Updated: 4 March 2020
It’s been a while since there has been an exhibition of Don’s artwork.
If you’re lucky enough you can catch this latest show called Don Van Vliet: Parapliers the Willow Dipped, Paintings 1967-1997 at Michael Werner’s Gallery in New York.
Venue:
Michael Werner
4 East 77th Street
New York, NY 10075
Date:
31st January – 11th April (extended from original date of 31st March)
Monday to Saturday 10am – 6pm
There is also a pre-show reception on 30 January (6pm – 8pm) which will feature Nona Hendryx. Presumably Nona will be performing some of her Beefheart covers.
If you can’t make it to the exhibition itself there are some photographs on the Werner Gallery website:
Press release from Michael Werner:
Michael Werner Gallery is pleased to present Parapliers the Willow Dipped, Paintings 1967-1997, an exhibition of works by Don Van Vliet. Selected by artist Spencer Sweeney, this is the first New York exhibition of Van Vliet’s paintings in more than a decade.

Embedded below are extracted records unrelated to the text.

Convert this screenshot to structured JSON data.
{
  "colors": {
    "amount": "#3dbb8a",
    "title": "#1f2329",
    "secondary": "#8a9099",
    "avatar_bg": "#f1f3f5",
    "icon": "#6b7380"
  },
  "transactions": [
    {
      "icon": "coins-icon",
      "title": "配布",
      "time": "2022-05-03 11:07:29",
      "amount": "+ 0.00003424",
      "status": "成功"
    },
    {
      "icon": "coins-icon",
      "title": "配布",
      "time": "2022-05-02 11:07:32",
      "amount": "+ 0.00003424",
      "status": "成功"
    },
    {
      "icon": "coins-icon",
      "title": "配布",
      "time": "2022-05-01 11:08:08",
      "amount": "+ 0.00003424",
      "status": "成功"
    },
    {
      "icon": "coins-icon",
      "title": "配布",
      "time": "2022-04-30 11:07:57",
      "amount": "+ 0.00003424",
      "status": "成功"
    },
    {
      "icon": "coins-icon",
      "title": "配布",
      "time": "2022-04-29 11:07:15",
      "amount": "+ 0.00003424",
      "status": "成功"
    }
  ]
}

A celebrated, prodigious child sculptor who grew up to reinvent himself as the legendary musician Captain Beefheart, Don Van Vliet today holds a place in rock-and-roll history as one of the most exacting and unconventional recording artists of his time. Van Vliet brought the wrenching howl of Delta blues to bear on his own oddball, avant-gardist boogie, recording challenging music that divided listeners and inspired generations. It was later that A.R. Penck identified “the demonic animality of man” in Van Vliet’s paintings, but he could have just as easily been describing the sound of Captain Beefheart and the Magic Band at its peak. No other music of its time sounded like it.
Van Vliet painted throughout his many years performing, and in the mid-1980s turned away from music to devote his intense creative energy solely to painting. Chosen by artist Spencer Sweeney, the works comprising Parapliers the Willow Dipped explore the range of Van Vliet’s output over three decades and present an artist fully in tune with the legacies of European and American painting. An untitled canvas from 1967, the earliest painting in the exhibition, demonstrates the primal, vital elements of Van Vliet’s creative DNA: a splatter and spill resolves into a haunting, vestigial human form, unsettling in its refusal to claim identity as either abstraction or figuration. This restlessness can be traced throughout the entirety of Van Vliet’s frenetic oeuvre. Drawing on the visceral power of mid-century New York School abstraction as well late twentieth century European painting, Van Vliet embellishes those legacies with a twist of terror and weirdness, his own brand of American surrealism.
Don Van Vliet was born in Glendale, California, in 1941. Since 1985 Van Vliet’s work has been exhibited in galleries and museums worldwide, including the San Francisco Museum of Modern Art, Bielefelder Kunstverein, Brighton Museum and Art Gallery, Cleveland Center for Contemporary Art, P.S.1 Contemporary Art Center, New York and the Brandt Foundation in Greenwich, Connecticut. Don Van Vliet died at home in northern California in 2010.
Parapliers the Willow Dipped, Paintings 1967-1997 opens 31 January at Michael Werner Gallery in New York and will remain on view through March. A reception will be held on 30 January from 6-8PM featuring a performance by Nona Hendryx. Gallery hours are Monday through Saturday, 10AM-6PM.